Według resortowych szacunków do pomocy uprawnionych jest około 3 tysięcy przedsiębiorstw.
Po ponad dwóch miesiącach Komisja Europejska w końcu notyfikowała przygotowaną przez nas nową rundę pomocy dla firm energochłonnych. To bardzo ważna pomoc, bo choć rynkowe ceny energii spadają, to wiele firm związanych jest kontraktami długoterminowymi, a te bazują na cenach z zeszłego roku. Naszym wsparciem zapewniamy branżom energochłonnym ciągłość produkcji, a załodze stabilność zatrudnienia
– powiedział minister Waldemar Buda.
Te firmy mogą starać się o pomoc
Zgodnie z planem o wsparcie od rządu mogą starać się przedsiębiorstwa z branży wydobywczej oraz przetwórstwa przemysłowego, które prowadzą swoją działalność w Polsce. Starać się można o pomoc podstawową lub zwiększoną.
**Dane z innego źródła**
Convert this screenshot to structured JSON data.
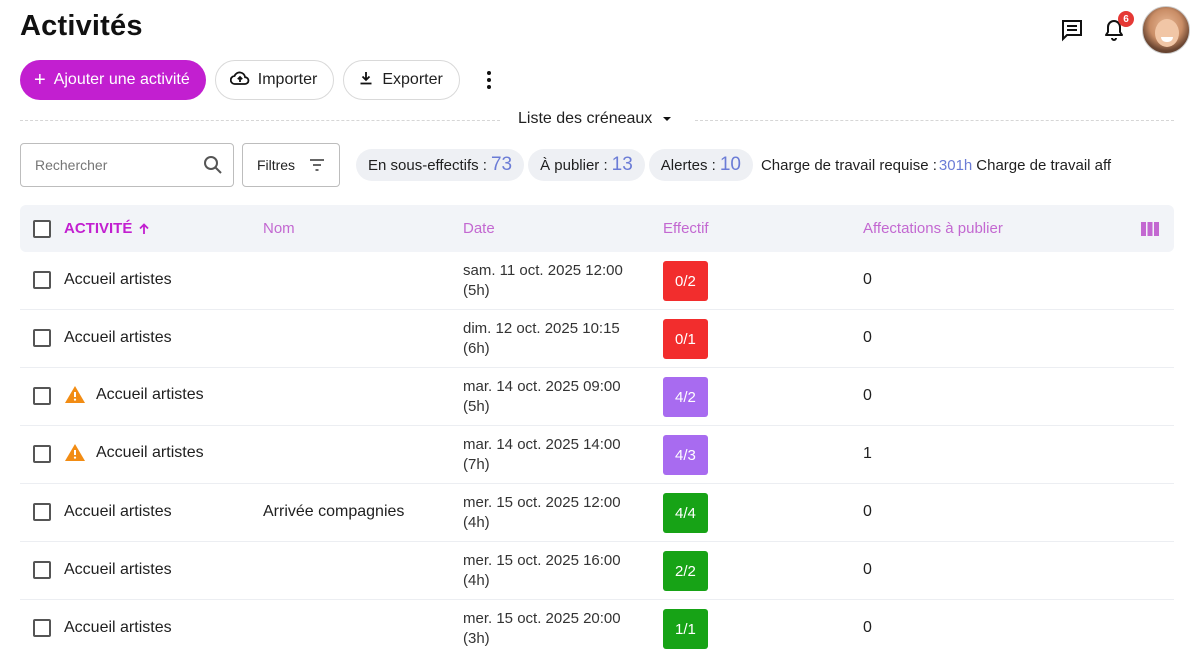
{
  "page": {
    "title": "Activités"
  },
  "header": {
    "notification_count": "6"
  },
  "toolbar": {
    "add_label": "Ajouter une activité",
    "import_label": "Importer",
    "export_label": "Exporter"
  },
  "view": {
    "selector_label": "Liste des créneaux"
  },
  "filters": {
    "search_placeholder": "Rechercher",
    "filters_label": "Filtres",
    "chips": [
      {
        "label": "En sous-effectifs :",
        "value": "73"
      },
      {
        "label": "À publier :",
        "value": "13"
      },
      {
        "label": "Alertes :",
        "value": "10"
      }
    ],
    "workload_required_label": "Charge de travail requise :",
    "workload_required_value": "301h",
    "workload_assigned_label": "Charge de travail aff"
  },
  "table": {
    "columns": {
      "activity": "ACTIVITÉ",
      "name": "Nom",
      "date": "Date",
      "staff": "Effectif",
      "to_publish": "Affectations à publier"
    },
    "rows": [
      {
        "activity": "Accueil artistes",
        "warning": false,
        "name": "",
        "date_line1": "sam. 11 oct. 2025 12:00",
        "date_line2": "(5h)",
        "staff": "0/2",
        "staff_status": "under",
        "to_publish": "0"
      },
      {
        "activity": "Accueil artistes",
        "warning": false,
        "name": "",
        "date_line1": "dim. 12 oct. 2025 10:15",
        "date_line2": "(6h)",
        "staff": "0/1",
        "staff_status": "under",
        "to_publish": "0"
      },
      {
        "activity": "Accueil artistes",
        "warning": true,
        "name": "",
        "date_line1": "mar. 14 oct. 2025 09:00",
        "date_line2": "(5h)",
        "staff": "4/2",
        "staff_status": "over",
        "to_publish": "0"
      },
      {
        "activity": "Accueil artistes",
        "warning": true,
        "name": "",
        "date_line1": "mar. 14 oct. 2025 14:00",
        "date_line2": "(7h)",
        "staff": "4/3",
        "staff_status": "over",
        "to_publish": "1"
      },
      {
        "activity": "Accueil artistes",
        "warning": false,
        "name": "Arrivée compagnies",
        "date_line1": "mer. 15 oct. 2025 12:00",
        "date_line2": "(4h)",
        "staff": "4/4",
        "staff_status": "full",
        "to_publish": "0"
      },
      {
        "activity": "Accueil artistes",
        "warning": false,
        "name": "",
        "date_line1": "mer. 15 oct. 2025 16:00",
        "date_line2": "(4h)",
        "staff": "2/2",
        "staff_status": "full",
        "to_publish": "0"
      },
      {
        "activity": "Accueil artistes",
        "warning": false,
        "name": "",
        "date_line1": "mer. 15 oct. 2025 20:00",
        "date_line2": "(3h)",
        "staff": "1/1",
        "staff_status": "full",
        "to_publish": "0"
      }
    ]
  },
  "colors": {
    "accent": "#c21fd0",
    "under": "#f22d2d",
    "over": "#a86bf0",
    "full": "#17a316",
    "count": "#6b7cd6",
    "warning": "#f28c13"
  }
}
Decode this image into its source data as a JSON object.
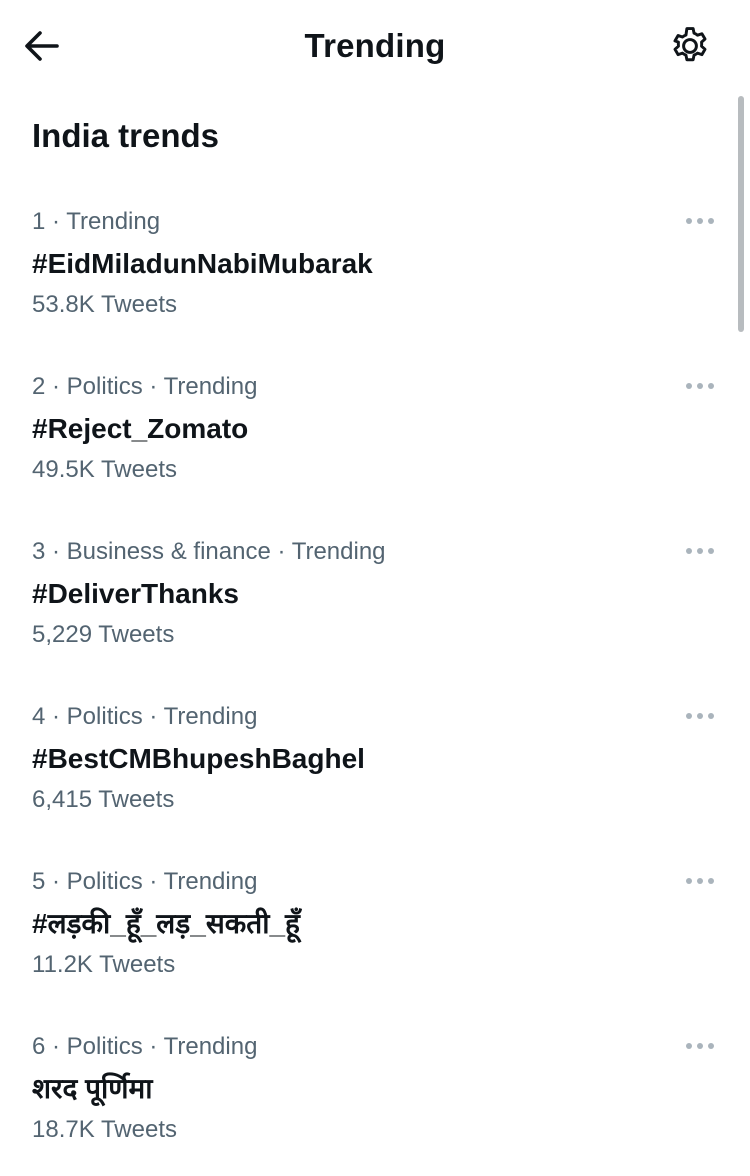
{
  "header": {
    "title": "Trending",
    "back_icon": "arrow-left-icon",
    "settings_icon": "gear-icon"
  },
  "section": {
    "title": "India trends"
  },
  "colors": {
    "primary_text": "#0f1419",
    "secondary_text": "#536471",
    "more_dots": "#aab4bc",
    "scrollbar": "#b8bcbf"
  },
  "trends": [
    {
      "meta": "1 · Trending",
      "name": "#EidMiladunNabiMubarak",
      "count": "53.8K Tweets"
    },
    {
      "meta": "2 · Politics · Trending",
      "name": "#Reject_Zomato",
      "count": "49.5K Tweets"
    },
    {
      "meta": "3 · Business & finance · Trending",
      "name": "#DeliverThanks",
      "count": "5,229 Tweets"
    },
    {
      "meta": "4 · Politics · Trending",
      "name": "#BestCMBhupeshBaghel",
      "count": "6,415 Tweets"
    },
    {
      "meta": "5 · Politics · Trending",
      "name": "#लड़की_हूँ_लड़_सकती_हूँ",
      "count": "11.2K Tweets"
    },
    {
      "meta": "6 · Politics · Trending",
      "name": "शरद पूर्णिमा",
      "count": "18.7K Tweets"
    }
  ]
}
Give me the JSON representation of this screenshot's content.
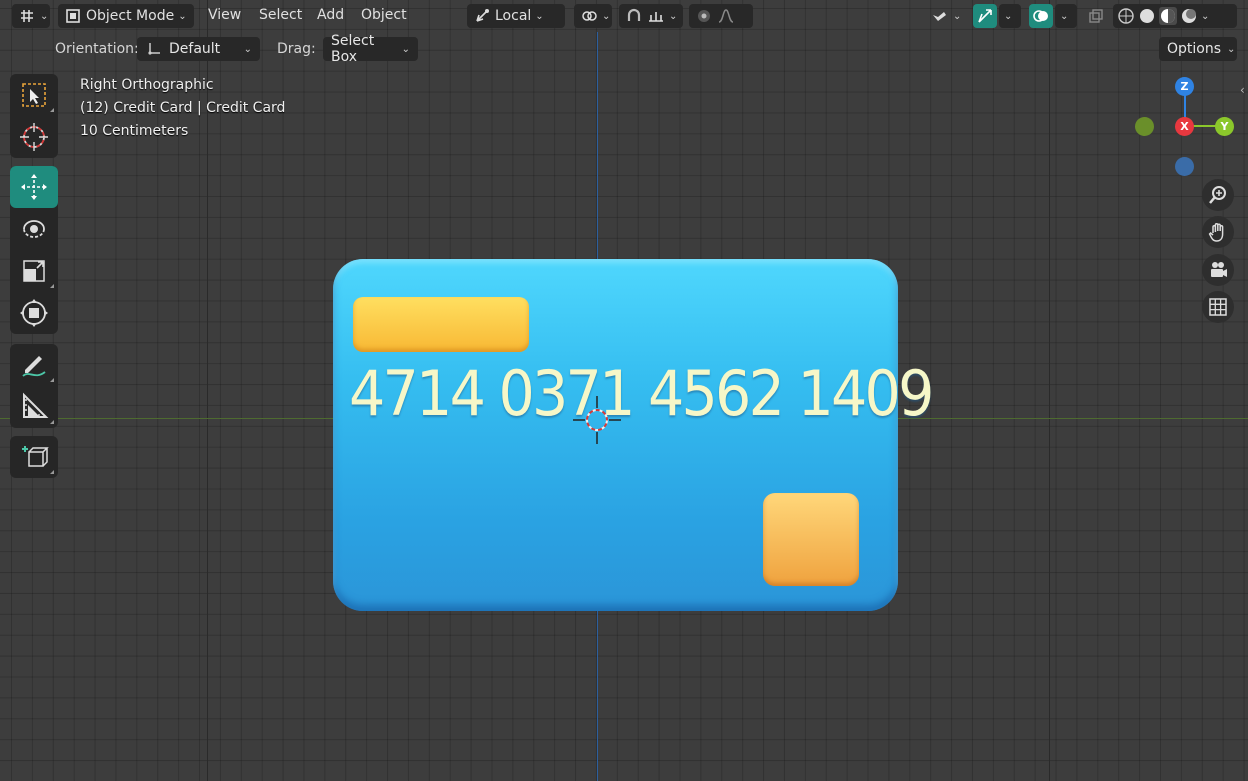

W przypadku pomocy podstawowej mowa o wszystkich firmach energochłonnych, które prowadzą przeważającą działalność w sekcji B lub C PKD, a ich koszty energii elektrycznej i gazu ziemnego w 2021 roku wyniosły co najmniej 3 proc. wartości produkcji sprzedanej. Kwota pomocy podstawowej wynosi 50 proc. kosztów kwalifikowanych do 4 mln euro, liczone łącznie dla wszystkich przedsiębiorstw powiązanych zarejestrowanych w Polsce.
Pomoc zwiększona będzie dostępna dla firm, które spełnią dodatkowe warunki polegające na prowadzeniu przeważającej działalności w branżach określonych przez Komisję Europejską za szczególnie narażone na utratę konkurencyjności oraz odnotowały w 2023 roku ujemny wynik finansowy EBITDA lub spadek tego wskaźnika o 40 proc. względem 2021 roku. Do tego firma taka będzie musiała przedstawić do końca I kwartału 2024 r. plan zwiększenia efektywności energetycznej, którego koszty realizacji wyniosą co najmniej 30 proc. otrzymanej pomocy.
Pierwszy nabór do pomocy wystartował 25 października i potrwa do 8 listopada 2023 roku, a drugi ruszy w lutym 2024 r.